Lateralmente, nella breve navata, si aprono due piccole cappelle, appena accennate: una è dedicata alla Madonna con il Bambino; l’altra, sulla sinistra, a San Giuseppe. Entrambe sono realizzate in mosaico con sfondo dorato ed evidenziano origine recente.
Nella cantoria, collocata sopra la bussola, pregano e cantano, senza essere viste, le suore di clausura: sono le Adoratrici perpetue del Santissimo Sacramento o Sacramentine, che,a turno, innalzano le loro preghiere, come atto di fede e di devozione.
La loro vita è scandita da ritmi sempre uguali: sveglia molto presto, alle 5,30, seguono le lodi, la messa, poi l’ora terza della liturgia ed il lavoro.

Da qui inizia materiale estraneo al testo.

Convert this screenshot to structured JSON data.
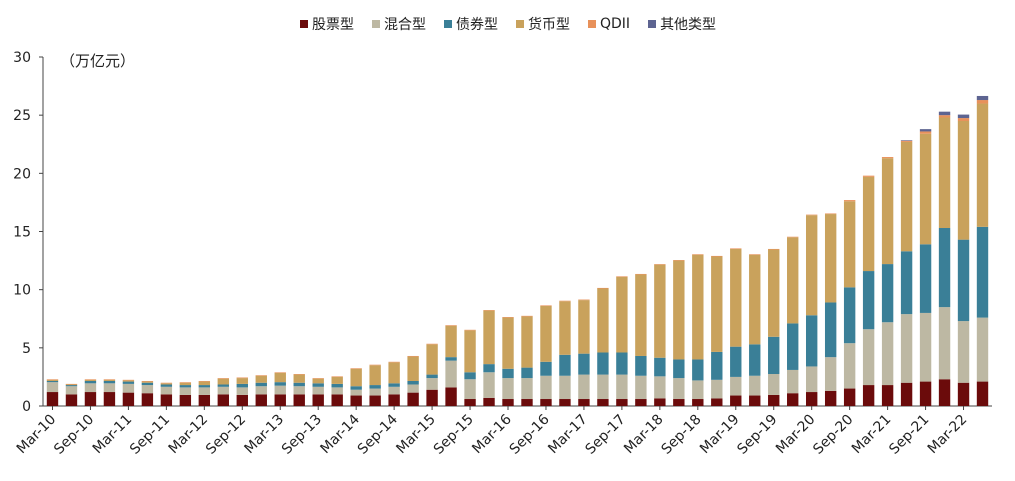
{
  "chart_data": {
    "type": "bar",
    "stacked": true,
    "unit_label": "（万亿元）",
    "ylim": [
      0,
      30
    ],
    "yticks": [
      "0",
      "5",
      "10",
      "15",
      "20",
      "25",
      "30"
    ],
    "xtick_labels": [
      "Mar-10",
      "Sep-10",
      "Mar-11",
      "Sep-11",
      "Mar-12",
      "Sep-12",
      "Mar-13",
      "Sep-13",
      "Mar-14",
      "Sep-14",
      "Mar-15",
      "Sep-15",
      "Mar-16",
      "Sep-16",
      "Mar-17",
      "Sep-17",
      "Mar-18",
      "Sep-18",
      "Mar-19",
      "Sep-19",
      "Mar-20",
      "Sep-20",
      "Mar-21",
      "Sep-21",
      "Mar-22"
    ],
    "categories": [
      "Mar-10",
      "Jun-10",
      "Sep-10",
      "Dec-10",
      "Mar-11",
      "Jun-11",
      "Sep-11",
      "Dec-11",
      "Mar-12",
      "Jun-12",
      "Sep-12",
      "Dec-12",
      "Mar-13",
      "Jun-13",
      "Sep-13",
      "Dec-13",
      "Mar-14",
      "Jun-14",
      "Sep-14",
      "Dec-14",
      "Mar-15",
      "Jun-15",
      "Sep-15",
      "Dec-15",
      "Mar-16",
      "Jun-16",
      "Sep-16",
      "Dec-16",
      "Mar-17",
      "Jun-17",
      "Sep-17",
      "Dec-17",
      "Mar-18",
      "Jun-18",
      "Sep-18",
      "Dec-18",
      "Mar-19",
      "Jun-19",
      "Sep-19",
      "Dec-19",
      "Mar-20",
      "Jun-20",
      "Sep-20",
      "Dec-20",
      "Mar-21",
      "Jun-21",
      "Sep-21",
      "Dec-21",
      "Mar-22",
      "Jun-22"
    ],
    "series": [
      {
        "name": "股票型",
        "color": "#6b0b0b",
        "values": [
          1.2,
          1.0,
          1.2,
          1.2,
          1.15,
          1.1,
          1.0,
          0.95,
          0.95,
          1.0,
          0.95,
          1.0,
          1.0,
          1.0,
          1.0,
          1.0,
          0.9,
          0.9,
          1.0,
          1.15,
          1.4,
          1.6,
          0.6,
          0.7,
          0.6,
          0.6,
          0.6,
          0.6,
          0.6,
          0.6,
          0.6,
          0.6,
          0.65,
          0.6,
          0.6,
          0.65,
          0.9,
          0.9,
          0.95,
          1.1,
          1.2,
          1.3,
          1.5,
          1.8,
          1.8,
          2.0,
          2.1,
          2.3,
          2.0,
          2.1
        ]
      },
      {
        "name": "混合型",
        "color": "#bdb8a3",
        "values": [
          0.85,
          0.7,
          0.75,
          0.75,
          0.75,
          0.7,
          0.65,
          0.65,
          0.65,
          0.65,
          0.65,
          0.7,
          0.75,
          0.7,
          0.65,
          0.6,
          0.5,
          0.6,
          0.65,
          0.7,
          1.0,
          2.3,
          1.7,
          2.2,
          1.8,
          1.8,
          2.0,
          2.0,
          2.1,
          2.1,
          2.1,
          2.0,
          1.9,
          1.8,
          1.6,
          1.6,
          1.6,
          1.7,
          1.8,
          2.0,
          2.2,
          2.9,
          3.9,
          4.8,
          5.4,
          5.9,
          5.9,
          6.2,
          5.3,
          5.5
        ]
      },
      {
        "name": "债券型",
        "color": "#3a7f97",
        "values": [
          0.1,
          0.1,
          0.2,
          0.2,
          0.2,
          0.2,
          0.2,
          0.2,
          0.2,
          0.2,
          0.3,
          0.3,
          0.3,
          0.3,
          0.3,
          0.3,
          0.3,
          0.3,
          0.3,
          0.3,
          0.3,
          0.3,
          0.6,
          0.7,
          0.8,
          0.9,
          1.2,
          1.8,
          1.8,
          1.9,
          1.9,
          1.7,
          1.6,
          1.6,
          1.8,
          2.4,
          2.6,
          2.7,
          3.2,
          4.0,
          4.4,
          4.7,
          4.8,
          5.0,
          5.0,
          5.4,
          5.9,
          6.8,
          7.0,
          7.8
        ]
      },
      {
        "name": "货币型",
        "color": "#c9a25c",
        "values": [
          0.1,
          0.05,
          0.1,
          0.1,
          0.1,
          0.1,
          0.1,
          0.2,
          0.3,
          0.5,
          0.5,
          0.6,
          0.8,
          0.7,
          0.4,
          0.6,
          1.5,
          1.7,
          1.8,
          2.1,
          2.6,
          2.7,
          3.6,
          4.6,
          4.4,
          4.4,
          4.8,
          4.6,
          4.6,
          5.5,
          6.5,
          7.0,
          8.0,
          8.5,
          9.0,
          8.2,
          8.4,
          7.7,
          7.5,
          7.4,
          8.6,
          7.6,
          7.4,
          8.1,
          9.1,
          9.4,
          9.5,
          9.5,
          10.2,
          10.6
        ]
      },
      {
        "name": "QDII",
        "color": "#e8915a",
        "values": [
          0.05,
          0.05,
          0.05,
          0.05,
          0.05,
          0.05,
          0.05,
          0.05,
          0.05,
          0.05,
          0.05,
          0.05,
          0.05,
          0.05,
          0.05,
          0.05,
          0.05,
          0.05,
          0.05,
          0.05,
          0.05,
          0.05,
          0.05,
          0.05,
          0.05,
          0.05,
          0.05,
          0.05,
          0.05,
          0.05,
          0.05,
          0.05,
          0.05,
          0.05,
          0.05,
          0.05,
          0.05,
          0.05,
          0.05,
          0.05,
          0.05,
          0.05,
          0.1,
          0.1,
          0.1,
          0.1,
          0.2,
          0.2,
          0.25,
          0.3
        ]
      },
      {
        "name": "其他类型",
        "color": "#5d6491",
        "values": [
          0,
          0,
          0,
          0,
          0,
          0,
          0,
          0,
          0,
          0,
          0,
          0,
          0,
          0,
          0,
          0,
          0,
          0,
          0,
          0,
          0,
          0,
          0,
          0,
          0,
          0,
          0,
          0,
          0,
          0,
          0,
          0,
          0,
          0,
          0,
          0,
          0,
          0,
          0,
          0,
          0,
          0,
          0,
          0,
          0,
          0.05,
          0.2,
          0.3,
          0.3,
          0.35
        ]
      }
    ]
  }
}
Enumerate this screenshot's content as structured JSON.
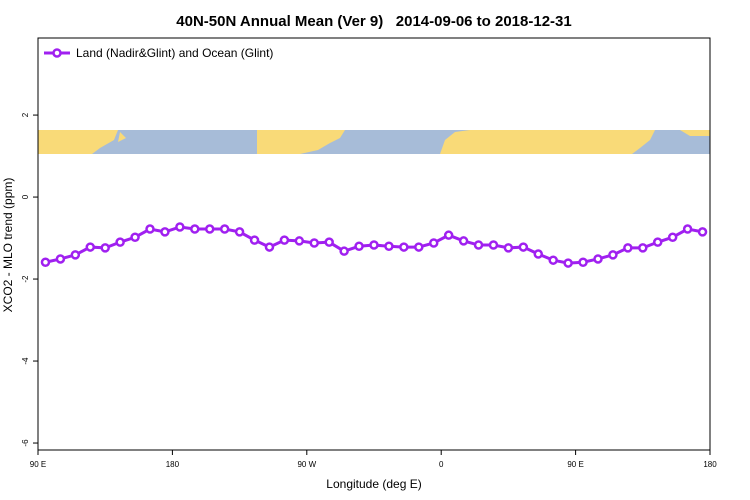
{
  "chart_data": {
    "type": "line",
    "title": "40N-50N Annual Mean (Ver 9)   2014-09-06 to 2018-12-31",
    "xlabel": "Longitude (deg E)",
    "ylabel": "XCO2 - MLO trend (ppm)",
    "xlim": [
      90,
      540
    ],
    "ylim": [
      -6.17,
      3.88
    ],
    "xticks": [
      {
        "value": 90,
        "label": "90 E"
      },
      180,
      {
        "value": 270,
        "label": "90 W"
      },
      {
        "value": 360,
        "label": "0"
      },
      {
        "value": 450,
        "label": "90 E"
      },
      {
        "value": 540,
        "label": "180"
      }
    ],
    "yticks": [
      -6,
      -4,
      -2,
      0,
      2
    ],
    "legend": "top-left",
    "series": [
      {
        "name": "Land (Nadir&Glint) and Ocean (Glint)",
        "color": "#a020f0",
        "x": [
          95,
          105,
          115,
          125,
          135,
          145,
          155,
          165,
          175,
          185,
          195,
          205,
          215,
          225,
          235,
          245,
          255,
          265,
          275,
          285,
          295,
          305,
          315,
          325,
          335,
          345,
          355,
          365,
          375,
          385,
          395,
          405,
          415,
          425,
          435,
          445,
          455,
          465,
          475,
          485,
          495,
          505,
          515,
          525,
          535
        ],
        "values": [
          -1.59,
          -1.51,
          -1.41,
          -1.22,
          -1.24,
          -1.1,
          -0.98,
          -0.78,
          -0.85,
          -0.73,
          -0.78,
          -0.78,
          -0.78,
          -0.85,
          -1.05,
          -1.22,
          -1.05,
          -1.07,
          -1.12,
          -1.1,
          -1.32,
          -1.2,
          -1.17,
          -1.2,
          -1.22,
          -1.22,
          -1.12,
          -0.93,
          -1.07,
          -1.17,
          -1.17,
          -1.24,
          -1.22,
          -1.39,
          -1.54,
          -1.61,
          -1.59,
          -1.51,
          -1.41,
          -1.24,
          -1.24,
          -1.1,
          -0.98,
          -0.78,
          -0.85
        ]
      }
    ]
  }
}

Dopo il pranzo e la ricreazione, di pomeriggio, ancora silenzio, lavoro e, alle h. 19 i vespri seguiti dalla cena e dal riposo notturno, interrotto dai turni di adorazione davanti al Santissimo Sacramento.
La chiesa di San Cesello è internamente comunicante con il convento, che risulta retrostante con affaccio e ingresso nella parallela via S.Saturnino. un tempo scherzosamente denominata “via delle coppiette”, per l’oscurità che la caratterizzava.
Il monastero sorse per volere ed interessamento di Madre Maria Modestina, su concessione di Monsignor Ernesto Maria Piovella, e fu consacrato nel 1949. Finalmente le Suore, dopo aver trovato per diverso tempo ospitalità religiosa presso la vicina chiesa di San Mauro, ebbero la loro sede. Più tardi sotto l’arcivescovo Paolo Botto, nel frattempo succeduto a Monsignor Piovella, la chiesa, consacrata e riaperta al culto, fu affidata alle Suore. Il loro è il secondo convento di Clausura in città, dopo quello più antico delle Clarisse Cappuccine, risalente al 1711 ed ubicato in Marina, ai piedi di Castello, tra le vie Spano e Cima.
Attualmente le Sacramentine alternano alla preghiera il lavoro: sono loro, infatti, che con macchinari moderni preparano le ostie che vengono destinate alle chiese della città e dell’isola.
Sono consapevole di aver visitato una chiesetta ricca di fascino antico, dove la più autentica spiritualità si respira ovunque e il suo profondo silenzio m’invita alla preghiera e a un’intima meditazione.